Squeezing her eyes shut, she tries to silence the obsessive voice chattering away in the back of her head, and abruptly snaps them open again when she realizes she’s dozing off. Sleeping with the box unsecured might not be such a smart idea, she decides.
“Is it safe?” she suddenly asks out loud, without intending to. She looks down at the suitcase again. The flight is less than ninety minutes long. What’s the worst that can happen if she takes a little catnap? She doesn’t know and she’s not willing to find out. She can sleep when she gets home.
Is it safe? She’s thinking of the old Dustin Hoffman movie now with the evil Nazi dentist. Is it safe?
When it comes to the button box, Gwendy knows the answer to that question. The box is never safe. Not really.
“We’re number two for take-off, Congresswoman,” the co-pilot says, peeking out from the cockpit. “We should have you on the ground in Castle Rock a few minutes before noon.”
22
IF GWENDY’S BEING HONEST with herself—and as the King Air 200 climbs high in the clouds above a muddy tw
ist of Potomac River she’s determined to be exactly that—she has to admit that her crummy mood this morning is coming from one overwhelming source: a long-forgotten memory from her youth.
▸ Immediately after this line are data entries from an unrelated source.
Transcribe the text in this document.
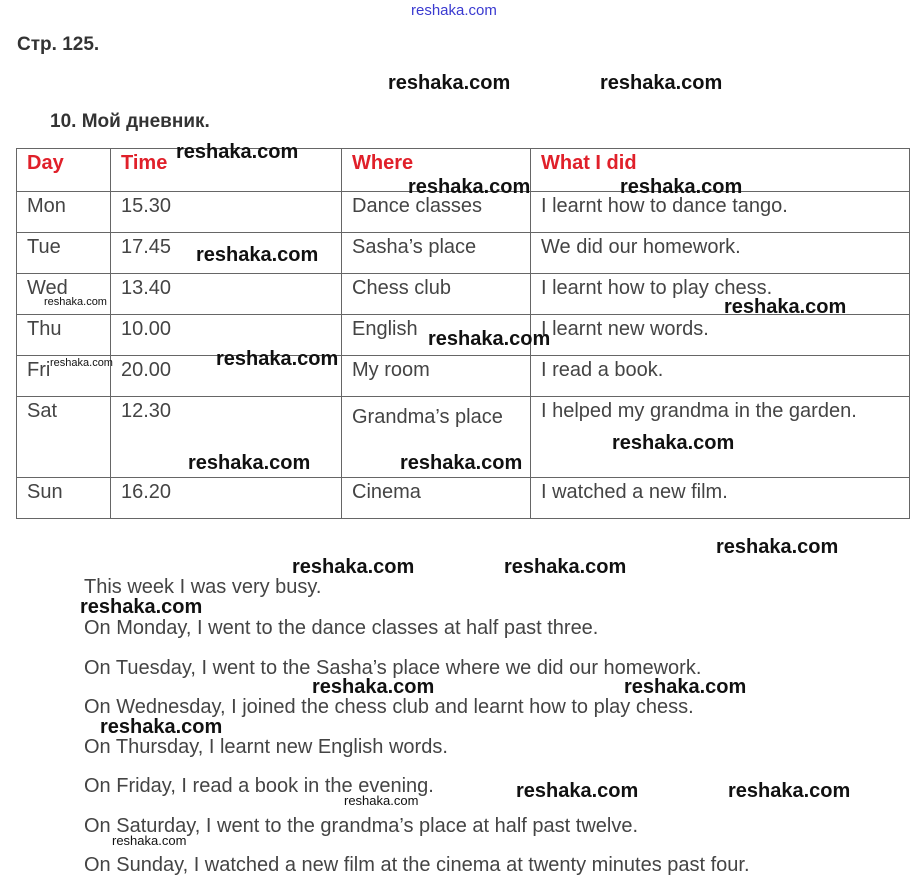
reshaka.com
Стр. 125.
10. Мой дневник.
Day	Time	Where	What I did
Mon	15.30	Dance classes	I learnt how to dance tango.
Tue	17.45	Sasha’s place	We did our homework.
Wed	13.40	Chess club	I learnt how to play chess.
Thu	10.00	English	I learnt new words.
Fri	20.00	My room	I read a book.
Sat	12.30	Grandma’s place	I helped my grandma in the garden.
Sun	16.20	Cinema	I watched a new film.
This week I was very busy.
On Monday, I went to the dance classes at half past three.
On Tuesday, I went to the Sasha’s place where we did our homework.
On Wednesday, I joined the chess club and learnt how to play chess.
On Thursday, I learnt new English words.
On Friday, I read a book in the evening.
On Saturday, I went to the grandma’s place at half past twelve.
On Sunday, I watched a new film at the cinema at twenty minutes past four.
reshaka.com	reshaka.com
reshaka.com
reshaka.com	reshaka.com
reshaka.com
reshaka.com	reshaka.com
reshaka.com
reshaka.com	reshaka.com
reshaka.com
reshaka.com	reshaka.com
reshaka.com
reshaka.com	reshaka.com
reshaka.com
reshaka.com	reshaka.com
reshaka.com
reshaka.com	reshaka.com
reshaka.com
reshaka.com
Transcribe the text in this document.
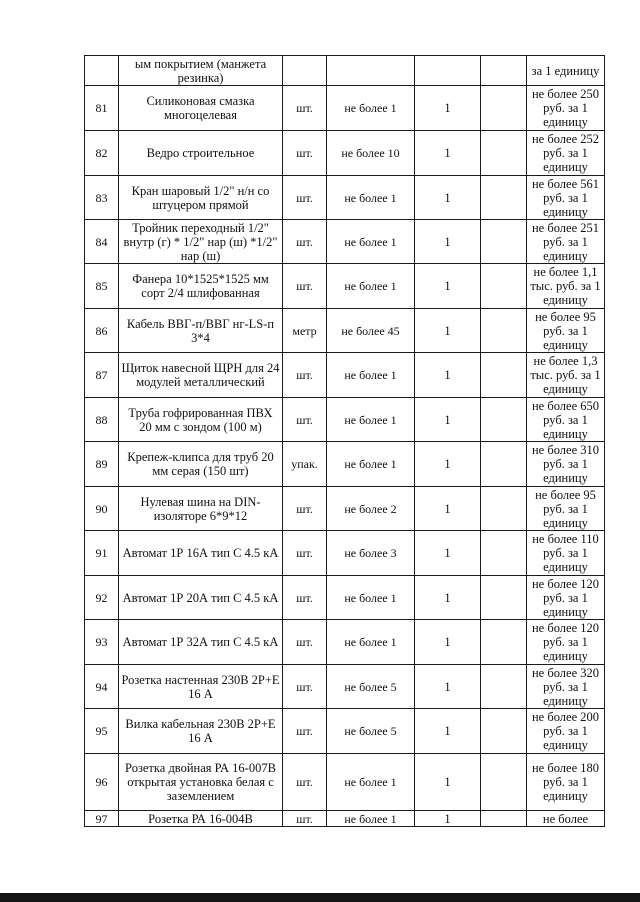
	ым покрытием (манжета резинка)					за 1 единицу
81	Силиконовая смазка многоцелевая	шт.	не более 1	1		не более 250 руб. за 1 единицу
82	Ведро строительное	шт.	не более 10	1		не более 252 руб. за 1 единицу
83	Кран шаровый 1/2" н/н со штуцером прямой	шт.	не более 1	1		не более 561 руб. за 1 единицу
84	Тройник переходный 1/2" внутр (г) * 1/2" нар (ш) *1/2" нар (ш)	шт.	не более 1	1		не более 251 руб. за 1 единицу
85	Фанера 10*1525*1525 мм сорт 2/4 шлифованная	шт.	не более 1	1		не более 1,1 тыс. руб. за 1 единицу
86	Кабель ВВГ-п/ВВГ нг-LS-п 3*4	метр	не более 45	1		не более 95 руб. за 1 единицу
87	Щиток навесной ЩРН для 24 модулей металлический	шт.	не более 1	1		не более 1,3 тыс. руб. за 1 единицу
88	Труба гофрированная ПВХ 20 мм с зондом (100 м)	шт.	не более 1	1		не более 650 руб. за 1 единицу
89	Крепеж-клипса для труб 20 мм серая (150 шт)	упак.	не более 1	1		не более 310 руб. за 1 единицу
90	Нулевая шина на DIN-изоляторе 6*9*12	шт.	не более 2	1		не более 95 руб. за 1 единицу
91	Автомат 1Р 16А тип С 4.5 кА	шт.	не более 3	1		не более 110 руб. за 1 единицу
92	Автомат 1Р 20А тип С 4.5 кА	шт.	не более 1	1		не более 120 руб. за 1 единицу
93	Автомат 1Р 32А тип С 4.5 кА	шт.	не более 1	1		не более 120 руб. за 1 единицу
94	Розетка настенная 230В 2Р+Е 16 А	шт.	не более 5	1		не более 320 руб. за 1 единицу
95	Вилка кабельная 230В 2Р+Е 16 А	шт.	не более 5	1		не более 200 руб. за 1 единицу
96	Розетка двойная РА 16-007В открытая установка белая с заземлением	шт.	не более 1	1		не более 180 руб. за 1 единицу
97	Розетка РА 16-004В	шт.	не более 1	1		не более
It was a mild and breezy August day shortly before the start of her tenth-grade year in high school, and Gwendy just finished running the Suicide Stairs for the first time in months. When she reached the top, she sat and rested on the same Castle View bench where years earlier she’d first met a man named Richard Farris. She stretched her legs for a moment, and then she leaned her head back and closed her eyes, enjoying the feel of the sun and the wind on her face.
The question that had bloomed in her mind while sitting on the bench that long ago summer day resurfaced—and rather rudely—earlier this morning as Gwendy was busy cushioning the button box in her carry-on bag with rolled up wads of socks and sweaters: How much of her life is her own doing, and how much the doing of the box with its treats and buttons?
The memory—and the central thought contained within that memory—was almost enough to make Gwendy scream in rage and fling the box across the bedroom like a toddler in the midst of a temper tantrum.
No matter how she looks at it, Gwendy knows she’s led what most people would call a charmed life. There was the scholarship to Brown, the writers’ workshop in Iowa, the fast-track job at the ad agency, and of course, the books and movies and Academy Award. And then there was the election, what many pundits called the biggest political upset in Maine history.
Sure, there were failures along the way—a lost advertising account here, a film option that didn’t pan out there, and her love life before Ryan could probably best be described as a barren desert of disappointment—but there weren’t too many, and she always bounced back with an ease of which others were envious.